Pence was in Jerusalem on Monday, expressing his support for Israel in a speech to the Knesset filled with biblical references. During an exuberant welcome, Pence and Israeli Prime Minister Benjamin Netanyahu publicly rejoiced in the Trump administration’s decision last month to recognize Jerusalem as Israel’s capital.
The policy shift enraged Palestinians, who staged multiple days of rage in the aftermath of Trump’s decision and have since rejected US mediation in any future efforts to resolve their long-running conflict with Israel.
The Jerusalem declaration and a subsequent Trump decision to curb aid to Palestinian refugees had been top priorities for Pence. Israel has complained that the United Nations Relief and Works Agency (UNRWA) perpetuates the refugee crisis by granting a special and unique status to Palestinian refugees not afforded to any other around the world.
The vice president—by his own definition “a Christian, a conservative, a Republican, in that order”—has cited his religious beliefs as the source of his unwavering support of Israel.
He has been embraced by so-called Christian Zionists who believe the establishment of the state of Israel is proof of God keeping his promises and a step toward the second coming of Christ.
In a 2017 speech to Christians United for Israel, or CUFI, an influential organization run by Texas pastor John Hagee, Pence signaled similar views, saying that “though Israel was built by human hands, it is impossible not to sense that just beneath its history lies the hand of heaven.”
David Parsons, a spokesman for Christian Zionism’s International Christian Embassy in Jerusalem, said it’s a big tent movement with different views on end-time prophecy.
In his CUFI speech, Pence stuck to what the vice president portrayed as biblically mandated support for Israel.
Pence has “very solid evangelical credentials,” Parsons said. “We consider him to be … in our camp.”
Palestinian Christians slam the Christian Zionist views as a negation of the teachings of Jesus.
“For me, it’s a sick ideology,” said Munib Younan, the recently retired bishop of the small Evangelical Lutheran Church in Jordan and the Holy Land and former president of the Lutheran World Federation, an umbrella for churches with millions of believers.
“When I say Jesus is love, they want my Jesus to be a political Jesus,” Younan, 67, a Jerusalem-born Palestinian, said in a recent interview at his church.
Younan said he supports a solution to the conflict with Israel, including the establishment of a Palestinian state in the lands Israel captured in the 1967 Six-Day War. Jerusalem, he said, should be shared by Christians, Muslims and Jews, adding that a peace deal would enhance Israel’s security. Israel, however, view Jerusalem as the indivisible and eternal capital of the Jewish people.

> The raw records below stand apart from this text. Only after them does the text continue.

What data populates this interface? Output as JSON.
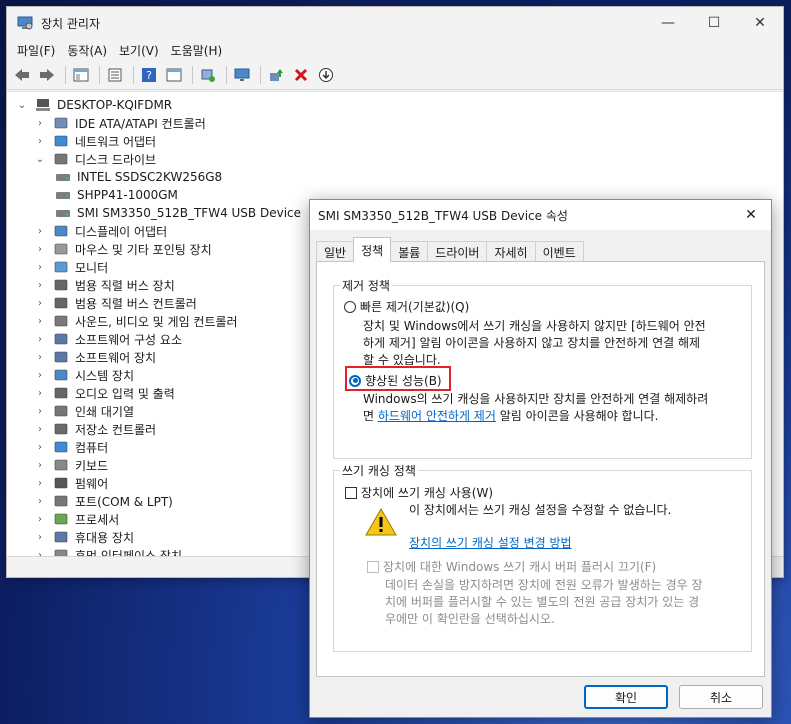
{
  "window": {
    "title": "장치 관리자"
  },
  "menu": [
    "파일(F)",
    "동작(A)",
    "보기(V)",
    "도움말(H)"
  ],
  "tree": {
    "root": "DESKTOP-KQIFDMR",
    "items": [
      {
        "label": "IDE ATA/ATAPI 컨트롤러",
        "expanded": false
      },
      {
        "label": "네트워크 어댑터",
        "expanded": false
      },
      {
        "label": "디스크 드라이브",
        "expanded": true
      },
      {
        "label": "INTEL SSDSC2KW256G8",
        "child": true
      },
      {
        "label": "SHPP41-1000GM",
        "child": true
      },
      {
        "label": "SMI SM3350_512B_TFW4 USB Device",
        "child": true
      },
      {
        "label": "디스플레이 어댑터",
        "expanded": false
      },
      {
        "label": "마우스 및 기타 포인팅 장치",
        "expanded": false
      },
      {
        "label": "모니터",
        "expanded": false
      },
      {
        "label": "범용 직렬 버스 장치",
        "expanded": false
      },
      {
        "label": "범용 직렬 버스 컨트롤러",
        "expanded": false
      },
      {
        "label": "사운드, 비디오 및 게임 컨트롤러",
        "expanded": false
      },
      {
        "label": "소프트웨어 구성 요소",
        "expanded": false
      },
      {
        "label": "소프트웨어 장치",
        "expanded": false
      },
      {
        "label": "시스템 장치",
        "expanded": false
      },
      {
        "label": "오디오 입력 및 출력",
        "expanded": false
      },
      {
        "label": "인쇄 대기열",
        "expanded": false
      },
      {
        "label": "저장소 컨트롤러",
        "expanded": false
      },
      {
        "label": "컴퓨터",
        "expanded": false
      },
      {
        "label": "키보드",
        "expanded": false
      },
      {
        "label": "펌웨어",
        "expanded": false
      },
      {
        "label": "포트(COM & LPT)",
        "expanded": false
      },
      {
        "label": "프로세서",
        "expanded": false
      },
      {
        "label": "휴대용 장치",
        "expanded": false
      },
      {
        "label": "휴먼 인터페이스 장치",
        "expanded": false
      }
    ]
  },
  "dialog": {
    "title": "SMI SM3350_512B_TFW4 USB Device 속성",
    "close": "✕",
    "tabs": [
      "일반",
      "정책",
      "볼륨",
      "드라이버",
      "자세히",
      "이벤트"
    ],
    "active_tab": "정책",
    "removal": {
      "legend": "제거 정책",
      "quick_label": "빠른 제거(기본값)(Q)",
      "quick_desc_1": "장치 및 Windows에서 쓰기 캐싱을 사용하지 않지만 [하드웨어 안전",
      "quick_desc_2": "하게 제거] 알림 아이콘을 사용하지 않고 장치를 안전하게 연결 해제",
      "quick_desc_3": "할 수 있습니다.",
      "better_label": "향상된 성능(B)",
      "better_desc_1": "Windows의 쓰기 캐싱을 사용하지만 장치를 안전하게 연결 해제하려",
      "better_desc_2_pre": "면 ",
      "better_desc_link": "하드웨어 안전하게 제거",
      "better_desc_2_post": " 알림 아이콘을 사용해야 합니다."
    },
    "caching": {
      "legend": "쓰기 캐싱 정책",
      "enable_label": "장치에 쓰기 캐싱 사용(W)",
      "warning_text": "이 장치에서는 쓰기 캐싱 설정을 수정할 수 없습니다.",
      "change_link": "장치의 쓰기 캐싱 설정 변경 방법",
      "flush_label": "장치에 대한 Windows 쓰기 캐시 버퍼 플러시 끄기(F)",
      "flush_desc_1": "데이터 손실을 방지하려면 장치에 전원 오류가 발생하는 경우 장",
      "flush_desc_2": "치에 버퍼를 플러시할 수 있는 별도의 전원 공급 장치가 있는 경",
      "flush_desc_3": "우에만 이 확인란을 선택하십시오."
    },
    "ok": "확인",
    "cancel": "취소"
  },
  "colors": {
    "accent": "#0067c0",
    "highlight_box": "#e0202a",
    "link": "#0066cc"
  }
}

Pence on Monday said the recognition of Jerusalem as Israel’s capital as the “only true foundation for a just and lasting peace.” He also said that he supports a two-state solution, once a pillar of US, Mideast policy, saying President Donald Trump is in favor “if both sides agree.”
Christians make up a small minority of the overwhelmingly Muslim Palestinian population in the West Bank, but relations between the two religious groups are typically cordial and tolerant—unlike in conflict-battered Iraq and Syria, where ISIS and other Islamic terror groups and extremists have persecuted Christians. In Gaza, dominated by the Islamic terror group Hamas, a tiny Christian community has been targeted at times.
“We are the authentic Christians and we live with our brothers, the Muslims, without any problem,” said Bethlehem Christian Nadia Hazboun, 55, standing outside a souvenir shop in Manger Square, where the pealing of church bells often blends with the Muslim call to prayer.
Rebecca Littlejohn, a Disciples of Christ pastor from La Mesa, California, said her denomination works with Palestinian Christians and that she belongs to a grass-roots group engaged in peace efforts.
She said that while Disciples of Christ emphasizes Christian unity, “I find very little, from what I know of it, in Mike Pence’s religion that looks like Christianity to me.”
“But am I going to say, he is not welcome at the table?” she said. “No, I’m not going to say that because it’s not up to me.”